This passage of "An Essay on Criticism" is packed with alliteration. In fact, the "Essay" as a whole, and Pope's work in general, uses this device frequently. Pope was known for his witty, epigrammatic style, and alliteration helps make his observations all the more crisp and memorable.
It's no accident, for example, that the famous and often-quoted first line of this passage—"A little learning is a dangerous thing"—features an alliterative phrase. That line then pairs with the second half of its rhyming couplet, which starts with alliteration:
Drink deep, or taste not the Pierian spring:
Notice, too, how the /d/ sounds here echo the one in "dangerous" (line 1), and how the /dr/ sound echoes more faintly in the following lines ("draughts," "drinking"). All in all, these sonic repetitions make for a tightly woven, highly memorable four lines.
Once readers start noticing the alliteration in this passage, they'll realize how deliberate it is. Phrases like "strange surprise," "scenes of endless science," and "labours of the lengthened way" are clearly meant to please the ear and trip off the tongue.
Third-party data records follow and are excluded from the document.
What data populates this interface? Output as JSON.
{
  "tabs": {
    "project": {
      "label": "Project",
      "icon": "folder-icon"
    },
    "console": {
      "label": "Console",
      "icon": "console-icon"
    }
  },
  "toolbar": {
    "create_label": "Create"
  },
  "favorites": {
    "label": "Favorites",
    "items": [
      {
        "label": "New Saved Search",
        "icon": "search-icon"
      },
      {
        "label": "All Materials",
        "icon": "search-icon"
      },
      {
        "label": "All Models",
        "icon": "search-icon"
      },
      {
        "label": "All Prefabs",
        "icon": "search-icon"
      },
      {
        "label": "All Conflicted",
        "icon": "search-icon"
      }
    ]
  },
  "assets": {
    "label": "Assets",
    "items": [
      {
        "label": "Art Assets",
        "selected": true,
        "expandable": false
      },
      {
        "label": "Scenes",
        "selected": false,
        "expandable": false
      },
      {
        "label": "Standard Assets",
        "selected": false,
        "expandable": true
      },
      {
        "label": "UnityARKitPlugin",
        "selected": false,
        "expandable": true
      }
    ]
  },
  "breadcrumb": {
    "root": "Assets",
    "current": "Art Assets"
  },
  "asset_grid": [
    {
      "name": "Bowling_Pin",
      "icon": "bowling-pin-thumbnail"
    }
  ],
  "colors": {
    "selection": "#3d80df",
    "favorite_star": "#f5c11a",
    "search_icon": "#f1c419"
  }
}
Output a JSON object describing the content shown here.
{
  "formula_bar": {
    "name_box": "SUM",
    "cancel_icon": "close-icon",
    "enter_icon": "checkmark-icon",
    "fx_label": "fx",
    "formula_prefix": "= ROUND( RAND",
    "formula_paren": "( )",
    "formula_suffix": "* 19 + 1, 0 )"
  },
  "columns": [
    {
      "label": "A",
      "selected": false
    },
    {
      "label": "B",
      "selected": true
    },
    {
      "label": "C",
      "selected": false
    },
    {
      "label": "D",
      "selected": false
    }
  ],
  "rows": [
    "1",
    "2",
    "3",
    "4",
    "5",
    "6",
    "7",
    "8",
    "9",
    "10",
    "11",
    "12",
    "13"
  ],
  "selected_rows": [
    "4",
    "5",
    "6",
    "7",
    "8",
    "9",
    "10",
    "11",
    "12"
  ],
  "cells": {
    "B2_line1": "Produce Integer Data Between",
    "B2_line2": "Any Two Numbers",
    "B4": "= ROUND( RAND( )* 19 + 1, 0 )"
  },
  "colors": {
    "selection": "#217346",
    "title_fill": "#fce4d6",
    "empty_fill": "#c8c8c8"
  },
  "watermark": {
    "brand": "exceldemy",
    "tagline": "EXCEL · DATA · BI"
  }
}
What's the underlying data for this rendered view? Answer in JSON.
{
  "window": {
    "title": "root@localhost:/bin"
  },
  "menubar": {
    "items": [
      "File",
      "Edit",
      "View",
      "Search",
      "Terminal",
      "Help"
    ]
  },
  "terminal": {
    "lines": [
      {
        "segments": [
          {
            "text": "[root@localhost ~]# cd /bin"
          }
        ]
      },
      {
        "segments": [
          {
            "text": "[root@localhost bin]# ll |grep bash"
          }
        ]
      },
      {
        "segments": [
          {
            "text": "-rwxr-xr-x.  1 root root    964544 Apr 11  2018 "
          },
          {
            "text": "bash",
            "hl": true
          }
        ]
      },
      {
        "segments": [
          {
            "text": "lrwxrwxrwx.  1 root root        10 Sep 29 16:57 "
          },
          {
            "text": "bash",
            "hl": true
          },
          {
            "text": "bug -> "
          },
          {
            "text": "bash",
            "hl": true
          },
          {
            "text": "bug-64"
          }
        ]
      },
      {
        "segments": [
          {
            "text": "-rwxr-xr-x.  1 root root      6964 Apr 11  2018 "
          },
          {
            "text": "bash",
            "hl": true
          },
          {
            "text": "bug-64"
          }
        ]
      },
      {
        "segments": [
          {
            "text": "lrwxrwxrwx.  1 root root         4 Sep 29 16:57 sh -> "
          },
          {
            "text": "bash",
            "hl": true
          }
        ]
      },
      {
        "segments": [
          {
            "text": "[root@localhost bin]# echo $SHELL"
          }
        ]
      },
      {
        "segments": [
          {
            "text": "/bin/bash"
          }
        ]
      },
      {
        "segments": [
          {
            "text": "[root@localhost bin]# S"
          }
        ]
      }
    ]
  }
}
In general, Pope was highly conscious of sound effects in his poetry—the "Essay on Criticism" features his famous, and alliterative, claim that "The sound must seem an echo to the sense"—and he specialized in writing lines that stick in the mind. (He's been called the most quotable author in the English language after Shakespeare!) Zingy, alliterative language is a big part of what makes his style so catchy.